Ever since I saw the very first drone video on YouTube, my immediate thought was how I would love to fly a drone over the top of the Canterbury Cathedral. However, 8 years ago when I bought my DJI Phantom Vision 2+ I soon discovered that it would actually be illegal to fly over the world heritage site. I think it would have been breaking nearly every rule of the drone code in 2012.
However, things have changed since then. In 2021, and armed with a sub 250g drone I am now able to fly over build up area’s and get closer than ever before to the historical landmark. I have tried many times in vain to get a photo of the cathedral, but I have never been able to get close enough to get a photo that I would be happy to display. I can only think of a handful of places within the Canterbury City walls where I can now legally take off and land from, AND still I am not close enough to get the photo I really want.
The other factor that I keep forgetting about is the placement of the sun when I try and get photos of the cathedral. In the past I have been guilty of shooting straight into the sun and over exposing my photos. But with the DJI Mini 2 RAW photo capabilities, I was hoping that I would be able to correct this in Lightroom/Photoshop. But I have to admit, I’m still letting in too much light. I have to learn to position myself with the sun behind me. This will help give as much natural light on the cathedral as possible. Even if it means that I should get in the car and drive to a completely different location, then I should learn to just do that.

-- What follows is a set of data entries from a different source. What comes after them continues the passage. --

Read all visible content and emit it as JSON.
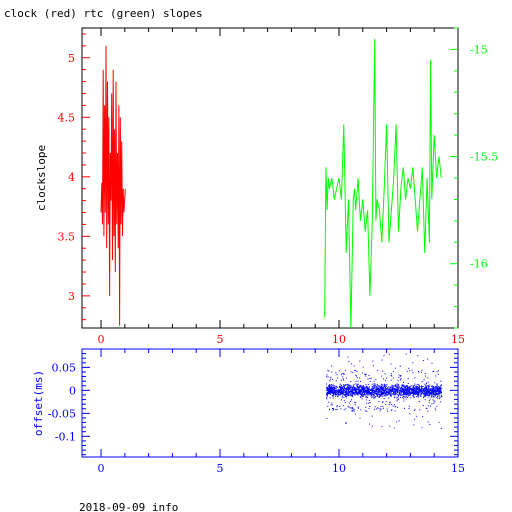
{
  "chart_data": [
    {
      "type": "line",
      "title": "clock (red) rtc (green) slopes",
      "ylabel": "clockslope",
      "xlim": [
        -0.8,
        15
      ],
      "x_ticks": [
        0,
        5,
        10,
        15
      ],
      "ylim_left": [
        2.73,
        5.25
      ],
      "y_ticks_left": [
        3,
        3.5,
        4,
        4.5,
        5
      ],
      "ylim_right": [
        -16.3,
        -14.9
      ],
      "y_ticks_right": [
        -15,
        -15.5,
        -16
      ],
      "colors": {
        "clock": "#ff0000",
        "rtc": "#00ff00",
        "axis": "#000000"
      },
      "series": [
        {
          "name": "clock",
          "axis": "left",
          "x": [
            0.0,
            0.03,
            0.06,
            0.09,
            0.12,
            0.15,
            0.18,
            0.21,
            0.24,
            0.27,
            0.3,
            0.33,
            0.36,
            0.39,
            0.42,
            0.45,
            0.48,
            0.51,
            0.54,
            0.57,
            0.6,
            0.63,
            0.66,
            0.69,
            0.72,
            0.75,
            0.78,
            0.81,
            0.84,
            0.87,
            0.9,
            0.93,
            0.96,
            0.99,
            1.02
          ],
          "y": [
            3.7,
            3.95,
            3.6,
            4.9,
            3.5,
            4.6,
            3.7,
            5.1,
            3.4,
            4.8,
            3.6,
            4.5,
            3.0,
            4.2,
            3.8,
            4.7,
            3.3,
            4.9,
            3.5,
            4.4,
            3.2,
            4.8,
            3.6,
            4.2,
            3.4,
            4.6,
            2.75,
            4.5,
            3.6,
            4.3,
            3.5,
            3.9,
            3.7,
            3.8,
            3.9
          ]
        },
        {
          "name": "rtc",
          "axis": "right",
          "x": [
            9.4,
            9.45,
            9.5,
            9.55,
            9.6,
            9.7,
            9.8,
            9.9,
            10.0,
            10.1,
            10.2,
            10.3,
            10.4,
            10.5,
            10.6,
            10.65,
            10.7,
            10.8,
            10.9,
            11.0,
            11.1,
            11.2,
            11.3,
            11.4,
            11.5,
            11.55,
            11.6,
            11.7,
            11.8,
            11.9,
            12.0,
            12.1,
            12.2,
            12.3,
            12.4,
            12.5,
            12.6,
            12.7,
            12.8,
            12.9,
            13.0,
            13.1,
            13.2,
            13.3,
            13.4,
            13.5,
            13.6,
            13.7,
            13.8,
            13.85,
            13.9,
            14.0,
            14.1,
            14.2,
            14.3
          ],
          "y": [
            -16.25,
            -15.55,
            -15.75,
            -15.6,
            -15.65,
            -15.6,
            -15.7,
            -15.65,
            -15.6,
            -15.7,
            -15.35,
            -15.95,
            -15.7,
            -16.3,
            -15.7,
            -15.65,
            -15.75,
            -15.6,
            -15.8,
            -15.7,
            -15.85,
            -15.75,
            -16.15,
            -15.8,
            -14.95,
            -15.8,
            -15.7,
            -15.75,
            -15.9,
            -15.65,
            -15.35,
            -15.9,
            -15.75,
            -15.6,
            -15.35,
            -15.85,
            -15.65,
            -15.55,
            -15.7,
            -15.6,
            -15.65,
            -15.55,
            -15.7,
            -15.85,
            -15.7,
            -15.55,
            -15.95,
            -15.6,
            -15.9,
            -15.05,
            -15.7,
            -15.4,
            -15.6,
            -15.5,
            -15.6
          ]
        }
      ]
    },
    {
      "type": "scatter",
      "ylabel": "offset(ms)",
      "xlim": [
        -0.8,
        15
      ],
      "x_ticks": [
        0,
        5,
        10,
        15
      ],
      "ylim": [
        -0.145,
        0.09
      ],
      "y_ticks": [
        0.05,
        0,
        -0.05,
        -0.1
      ],
      "colors": {
        "points": "#0000ff",
        "axis": "#0000ff"
      },
      "series": [
        {
          "name": "offset",
          "x_range": [
            9.45,
            14.3
          ],
          "y_center": 0.0,
          "y_band_spread": 0.012,
          "y_outlier_max": 0.08,
          "y_outlier_min": -0.14
        }
      ]
    }
  ],
  "footer": {
    "text": "2018-09-09 info"
  }
}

Even with the restrictions regarding flying over build up area’s with a sub 250g drone, I was still very nervous about flying the Mini 2 over the Canterbury city centre. I’m very keen to always keep VLOS with the drone, but because of it size and colour, it is very difficult to actually see it in the light blue February skies. I am also aware that there are a few contraction cranes dotted about around the high street. So, basically I’m not getting any closer to the Cathedral at all. Unless I grow a pair and actually send the drone further than VLOS then I might get closer, but I might loose the drone all together.

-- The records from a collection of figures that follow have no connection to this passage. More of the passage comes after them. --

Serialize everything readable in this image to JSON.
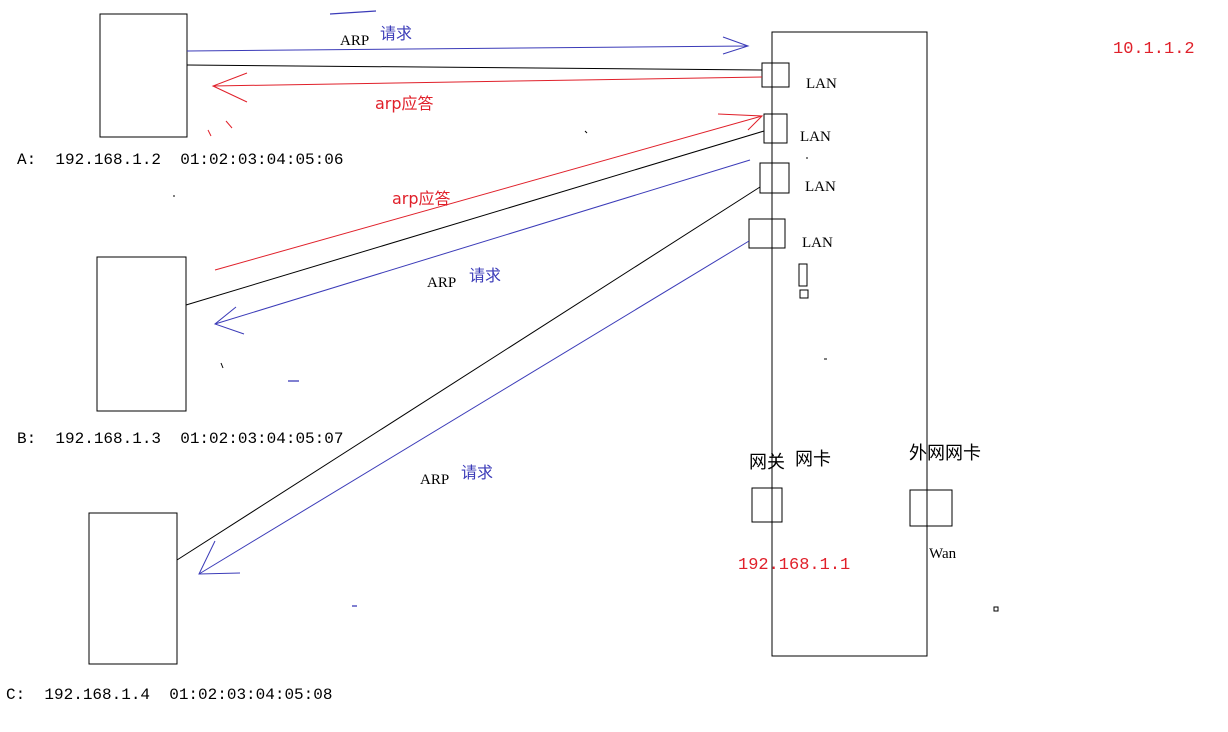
{
  "hosts": {
    "a": {
      "label": "A:  192.168.1.2  01:02:03:04:05:06"
    },
    "b": {
      "label": "B:  192.168.1.3  01:02:03:04:05:07"
    },
    "c": {
      "label": "C:  192.168.1.4  01:02:03:04:05:08"
    }
  },
  "router": {
    "lan_ports": [
      {
        "label": "LAN"
      },
      {
        "label": "LAN"
      },
      {
        "label": "LAN"
      },
      {
        "label": "LAN"
      }
    ],
    "gateway_nic": {
      "label_1": "网关",
      "label_2": "网卡",
      "ip": "192.168.1.1"
    },
    "wan_nic": {
      "label": "外网网卡",
      "port_label": "Wan"
    },
    "external_ip": "10.1.1.2"
  },
  "messages": {
    "a_request": {
      "word": "ARP",
      "cjk": "请求"
    },
    "a_reply": {
      "text": "arp应答"
    },
    "b_reply": {
      "text": "arp应答"
    },
    "b_request": {
      "word": "ARP",
      "cjk": "请求"
    },
    "c_request": {
      "word": "ARP",
      "cjk": "请求"
    }
  },
  "colors": {
    "request": "#3b3bb8",
    "reply": "#e0202a",
    "wire": "#000000"
  }
}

The locations that I tried to get closer to the Canterbury Cathedral with a DJI Mini2 were, Kingsmead Leisure centre car par (no cars there during COVID lockdown), Kingsmead Coach Park, St, Radigand’s car park (closed) and finally a brief flight from the Dane John park.
On my way back to the car, I even had to walk passed the Cathedral gates. The main gates are closed at the moment due to the COVID lockdown, but I could see some officials inside. I thought about just asking politely if I could go into the Cathedral grounds and get the closest video possible. But I didn’t have the bottle. Plus I have heard a story that there is a peregrine falcon that lives in the bell tower and has attached other drone users in the passed.
So, will I try again? Of course. I’ll have another scout around the outskirts of the Canterbury city walls to find somewhere with a different angle with sun behind me. Also, it is very rare that the Canterbury Cathedral has no scaffolding on it. So it would be very difficult to get a great photo of the Canterbury cathedral without the scaffolding for the foreseeable future.